Forty years ago, as the violent Khmer Rouge regime swept through Cambodia, Arun Sok Nhep made a promise.
Like hundreds of thousands of others, he’d been imprisoned during the Pol Pot regime, which began 40 years ago (17 April 1975).
He vowed that if got saved his life and got him out of prison, he would one day return to serve the ethnic minority people of South East Asia.
“I forgot this prayer for many years,” he says today. “But God never forgets. What I prayed that day in the prison is exactly what I’m doing here now.”
As chief executive of Bible Society in Cambodia, Vietnam and Laos, Arun is responsible for bringing Scripture to one of the fastest-growing churches in the world.
It was just five months after he’d become a Christian in 1975 that the Khmer Rouge came to power.
The Marxist leader, Pol Pot, aimed to take the country – renamed Kampuchea – back to the Middle Ages.
Arun, an Army officer, was forced to flee.
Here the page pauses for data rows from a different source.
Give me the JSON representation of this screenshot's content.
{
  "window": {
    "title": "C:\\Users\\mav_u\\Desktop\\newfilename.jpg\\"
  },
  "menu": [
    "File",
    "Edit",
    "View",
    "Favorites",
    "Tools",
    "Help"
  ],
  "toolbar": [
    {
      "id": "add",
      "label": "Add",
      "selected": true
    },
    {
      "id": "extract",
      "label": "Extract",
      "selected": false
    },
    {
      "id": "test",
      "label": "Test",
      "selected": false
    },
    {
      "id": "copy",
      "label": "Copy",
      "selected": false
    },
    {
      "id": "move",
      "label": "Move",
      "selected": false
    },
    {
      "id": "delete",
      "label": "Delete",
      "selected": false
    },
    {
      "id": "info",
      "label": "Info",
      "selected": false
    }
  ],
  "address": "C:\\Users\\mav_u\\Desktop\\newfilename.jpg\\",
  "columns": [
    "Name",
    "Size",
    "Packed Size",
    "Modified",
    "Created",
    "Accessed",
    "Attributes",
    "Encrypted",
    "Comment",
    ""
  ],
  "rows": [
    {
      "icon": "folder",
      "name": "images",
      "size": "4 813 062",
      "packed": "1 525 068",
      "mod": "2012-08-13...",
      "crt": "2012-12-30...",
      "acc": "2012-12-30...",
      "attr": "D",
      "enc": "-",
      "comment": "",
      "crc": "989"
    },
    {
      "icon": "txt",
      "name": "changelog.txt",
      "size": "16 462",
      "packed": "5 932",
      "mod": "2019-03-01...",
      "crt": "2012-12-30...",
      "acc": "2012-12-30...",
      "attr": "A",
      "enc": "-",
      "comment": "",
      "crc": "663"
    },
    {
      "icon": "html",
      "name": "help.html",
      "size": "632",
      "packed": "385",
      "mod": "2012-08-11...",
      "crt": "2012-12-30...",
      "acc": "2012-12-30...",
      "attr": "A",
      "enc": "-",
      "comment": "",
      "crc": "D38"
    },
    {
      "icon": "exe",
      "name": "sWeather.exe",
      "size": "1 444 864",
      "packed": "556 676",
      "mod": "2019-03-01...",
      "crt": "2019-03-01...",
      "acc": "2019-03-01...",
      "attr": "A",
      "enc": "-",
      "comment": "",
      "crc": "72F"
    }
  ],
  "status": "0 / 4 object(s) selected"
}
He was caught in the attempt and spent four months in prison in neighbouring Vietnam and later 18 months in a so-called re-education camp in Laos.
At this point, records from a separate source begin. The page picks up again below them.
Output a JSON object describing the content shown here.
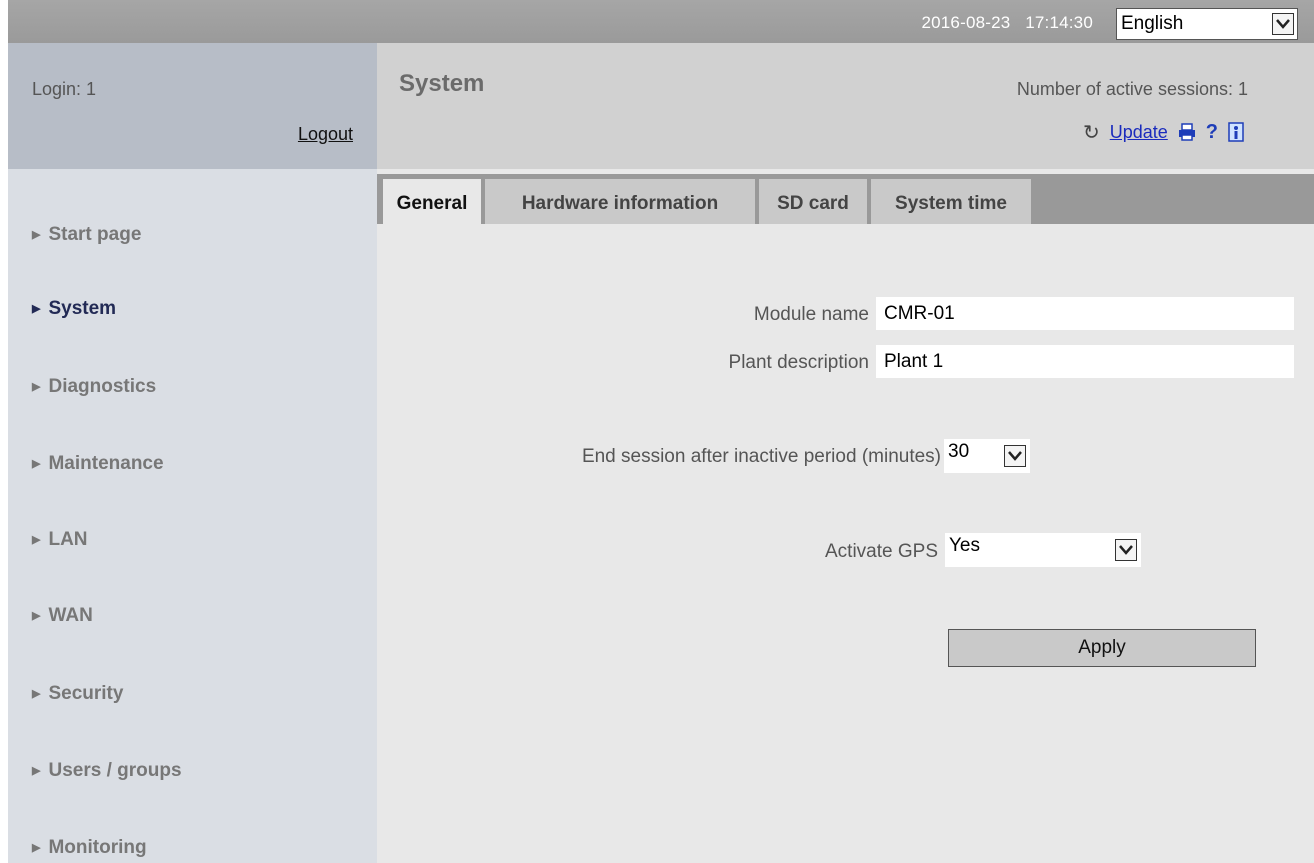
{
  "topbar": {
    "date": "2016-08-23",
    "time": "17:14:30",
    "language": "English"
  },
  "login": {
    "user_label": "Login: 1",
    "logout_label": "Logout"
  },
  "nav": {
    "items": [
      {
        "label": "Start page",
        "active": false
      },
      {
        "label": "System",
        "active": true
      },
      {
        "label": "Diagnostics",
        "active": false
      },
      {
        "label": "Maintenance",
        "active": false
      },
      {
        "label": "LAN",
        "active": false
      },
      {
        "label": "WAN",
        "active": false
      },
      {
        "label": "Security",
        "active": false
      },
      {
        "label": "Users / groups",
        "active": false
      },
      {
        "label": "Monitoring",
        "active": false
      }
    ]
  },
  "header": {
    "title": "System",
    "sessions": "Number of active sessions: 1",
    "update_label": "Update",
    "help_glyph": "?"
  },
  "tabs": [
    {
      "label": "General",
      "active": true
    },
    {
      "label": "Hardware information",
      "active": false
    },
    {
      "label": "SD card",
      "active": false
    },
    {
      "label": "System time",
      "active": false
    }
  ],
  "form": {
    "module_name_label": "Module name",
    "module_name_value": "CMR-01",
    "plant_description_label": "Plant description",
    "plant_description_value": "Plant 1",
    "session_timeout_label": "End session after inactive period (minutes)",
    "session_timeout_value": "30",
    "gps_label": "Activate GPS",
    "gps_value": "Yes",
    "apply_label": "Apply"
  },
  "colors": {
    "topbar": "#9e9e9e",
    "sidebar": "#dadee4",
    "login_box": "#b7bdc7",
    "header": "#d1d1d1",
    "content": "#e8e8e8",
    "active_nav": "#222a55",
    "link": "#1a2bbd"
  },
  "icons": [
    "chevron-down-icon",
    "refresh-icon",
    "print-icon",
    "help-icon",
    "info-icon",
    "arrow-right-icon"
  ]
}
During this time he met other Christians who had scraps of Bibles, which sustained his faith. But he lost touch with his family for decades.
It took two years, but eventually Arun escaped to France. There, he trained as a pastor, married and served in a Cambodian church.
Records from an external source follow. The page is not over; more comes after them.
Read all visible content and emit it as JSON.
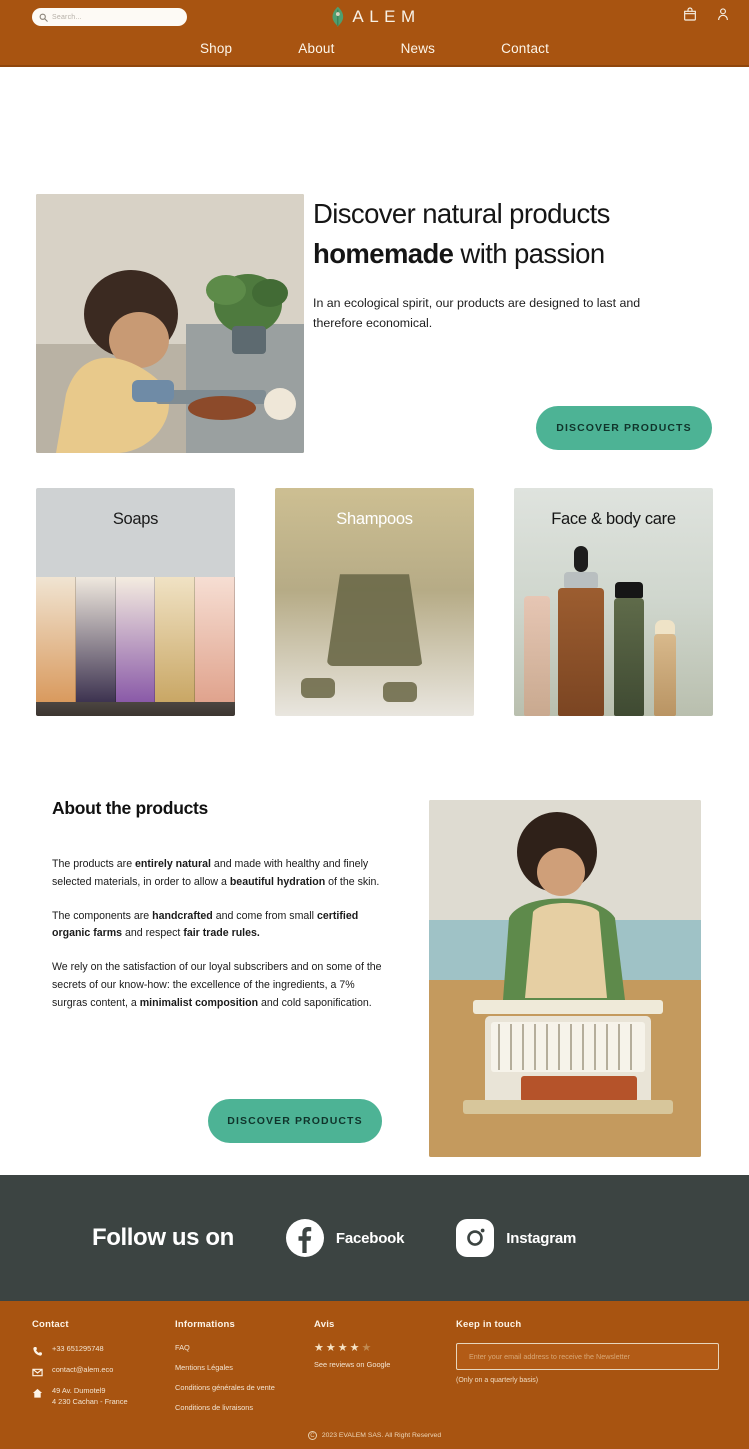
{
  "header": {
    "search": {
      "placeholder": "Search...",
      "icon": "search-icon"
    },
    "logo": {
      "word": "ALEM",
      "icon": "leaf-icon"
    },
    "actions": [
      {
        "name": "cart-icon",
        "label": "Cart"
      },
      {
        "name": "account-icon",
        "label": "Account"
      }
    ],
    "nav": [
      {
        "label": "Shop"
      },
      {
        "label": "About"
      },
      {
        "label": "News"
      },
      {
        "label": "Contact"
      }
    ]
  },
  "hero": {
    "title_line1": "Discover natural products",
    "title_bold": "homemade",
    "title_rest": " with passion",
    "subtitle": "In an ecological spirit, our products are designed to last and therefore economical.",
    "cta_label": "DISCOVER PRODUCTS",
    "image_alt": "Woman preparing natural soap ingredients at a table"
  },
  "categories": [
    {
      "label": "Soaps",
      "image_alt": "Row of colorful handmade soap bars"
    },
    {
      "label": "Shampoos",
      "image_alt": "Solid shampoo bar"
    },
    {
      "label": "Face & body care",
      "image_alt": "Serum dropper bottle, roll-on and balm"
    }
  ],
  "about": {
    "title": "About the products",
    "paragraphs": [
      {
        "parts": [
          {
            "text": "The products are ",
            "bold": false
          },
          {
            "text": "entirely natural",
            "bold": true
          },
          {
            "text": " and made with healthy and finely selected materials, in order to allow a ",
            "bold": false
          },
          {
            "text": "beautiful hydration",
            "bold": true
          },
          {
            "text": " of the skin.",
            "bold": false
          }
        ]
      },
      {
        "parts": [
          {
            "text": "The components are ",
            "bold": false
          },
          {
            "text": "handcrafted",
            "bold": true
          },
          {
            "text": " and come from small ",
            "bold": false
          },
          {
            "text": "certified organic farms",
            "bold": true
          },
          {
            "text": " and respect ",
            "bold": false
          },
          {
            "text": "fair trade rules.",
            "bold": true
          }
        ]
      },
      {
        "parts": [
          {
            "text": "We rely on the satisfaction of our loyal subscribers and on some of the secrets of our know-how: the excellence of the ingredients, a 7% surgras content, a ",
            "bold": false
          },
          {
            "text": "minimalist composition",
            "bold": true
          },
          {
            "text": " and cold saponification.",
            "bold": false
          }
        ]
      }
    ],
    "cta_label": "DISCOVER PRODUCTS",
    "image_alt": "Woman cutting a loaf of soap with a wire cutter"
  },
  "social": {
    "title": "Follow us on",
    "links": [
      {
        "label": "Facebook",
        "icon": "facebook-icon"
      },
      {
        "label": "Instagram",
        "icon": "instagram-icon"
      }
    ]
  },
  "footer": {
    "contact": {
      "heading": "Contact",
      "phone": "+33 651295748",
      "email": "contact@alem.eco",
      "address_line1": "49 Av. Dumotel9",
      "address_line2": "4 230 Cachan - France"
    },
    "informations": {
      "heading": "Informations",
      "links": [
        "FAQ",
        "Mentions Légales",
        "Conditions générales de vente",
        "Conditions de livraisons"
      ]
    },
    "avis": {
      "heading": "Avis",
      "rating": 4,
      "max_rating": 5,
      "link_label": "See reviews on Google"
    },
    "keep_in_touch": {
      "heading": "Keep in touch",
      "placeholder": "Enter your email address to receive the Newsletter",
      "value": "",
      "note": "(Only on a quarterly basis)"
    },
    "copyright": "2023 EVALEM SAS. All Right Reserved"
  },
  "colors": {
    "brand_brown": "#a85411",
    "accent_teal": "#4db395",
    "dark_panel": "#3c4442",
    "cream": "#f6ede0"
  }
}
He returned to Cambodia until 1993 to complete the translation of the Khmer Bible and fulfill his prayerful promise.
As Cambodia marks the 40th anniversary of the rise of Pol Pot’s murderous regime he says, “I have learnt especially how God has used the circumstances of my life – how pain and suffering can turn to the benefit of his kingdom.”
“The difficult time for me has become a personal opportunity – an opportunity now to supply Scripture.”